Herbie Hancock (pic: Larry Johnson)
Marcus Miller and Harvey Mason (pic: Larry Johnson)
A couple of wonderful jazzers wrapped up TED’s music program.
Herbie Hancock performed at the very first TED, 25 years ago. He has been many times since (14 by his reckoning) and has played on most occasions. He’s got a lovely stage presence and generosity of spirit. On this occasion he was backed by longtime cohorts Marcus Miller (bass) and Harvey Mason (drums). They jammed on a revitalised tune from a late 60′s album of Herbie’s, before Herbie disappeared offstage and came back on wearing a white Roland MIDI remote keyboard around his neck, and they went into ‘Watermelon Man’. if you think don’t know this tune—you do. The bass riff is to bass what ‘Smoke On The Water’ is to guitar. Unfortunately for Herbie, his wireless MIDI transmitter was receiving some interference (probably from all the VC’s in the room tweeting on their Blackberries!) and he was getting a lot of latency… making him sound a lot more like ME than usual.

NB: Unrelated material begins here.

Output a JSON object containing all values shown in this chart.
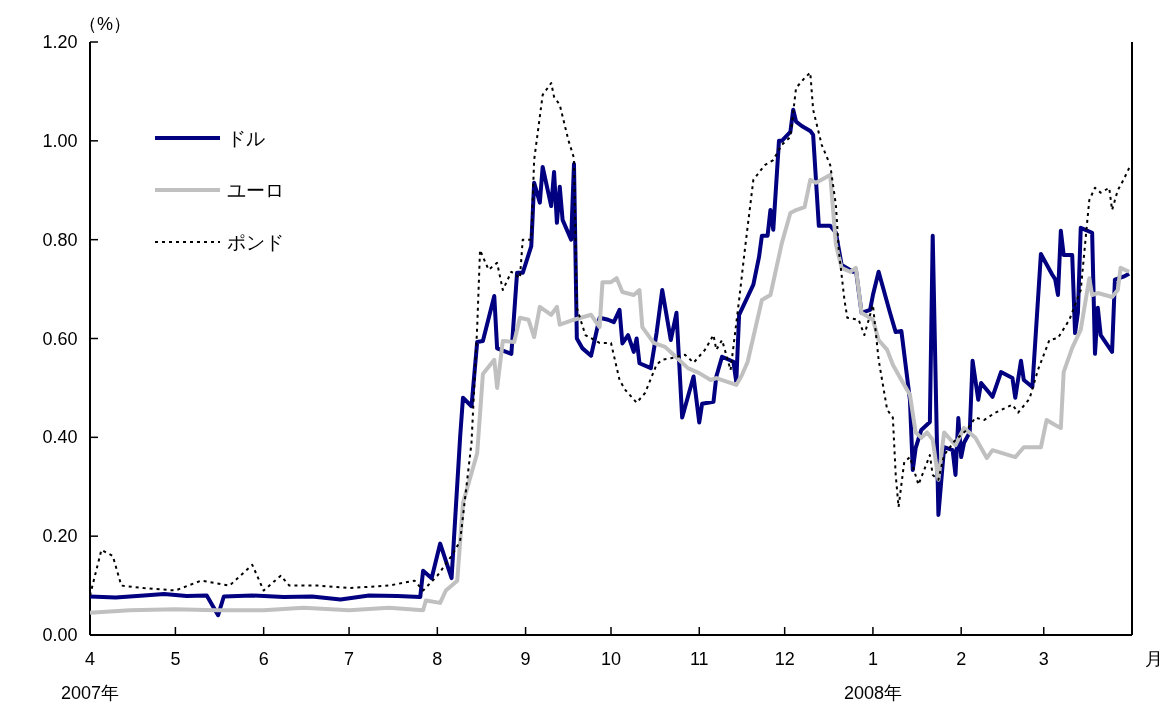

Jamie Cullum was a delight. He cuts a diminuitive figure in his jeans and t-shirt with his shaggy hair, but he’s instantly likeable and a terrific, fearless vocalist and pianist. A bit like a modern Dudley Moore. A lot of older TEDsters often ask me for a little swing or a few showtunes, which ordinarily I have to wriggle out of, but Jamie is quite happy to play snippets of ‘I Get A Kick Out Of You’ or ‘Singing In The Rain’ and is able to make them sound young, fresh and accessible, while he bangs on his piano lid and thumps on a kick drum with a spare foot.
I’m now sitting at LAX about to baord a plane back to London. It was a terrific TED, and the transition went much better than we could have expected. There’s always a bit of a hangover after the show ends, but this year I’m quite relaxed compared to most years when I’ve just completed 11-12 performances, as we as sitting through the amazing speakers and the emotional roller coaster ride. I am really looking forward to getting home and getting stuck into my own music. From here on I should have a straight shot to the completion of my new album—barring a few promotional bits and pieces to support the upcoming ‘Singular’ album, and the re-release of Golden Age Of Wireless and The Flat Earth.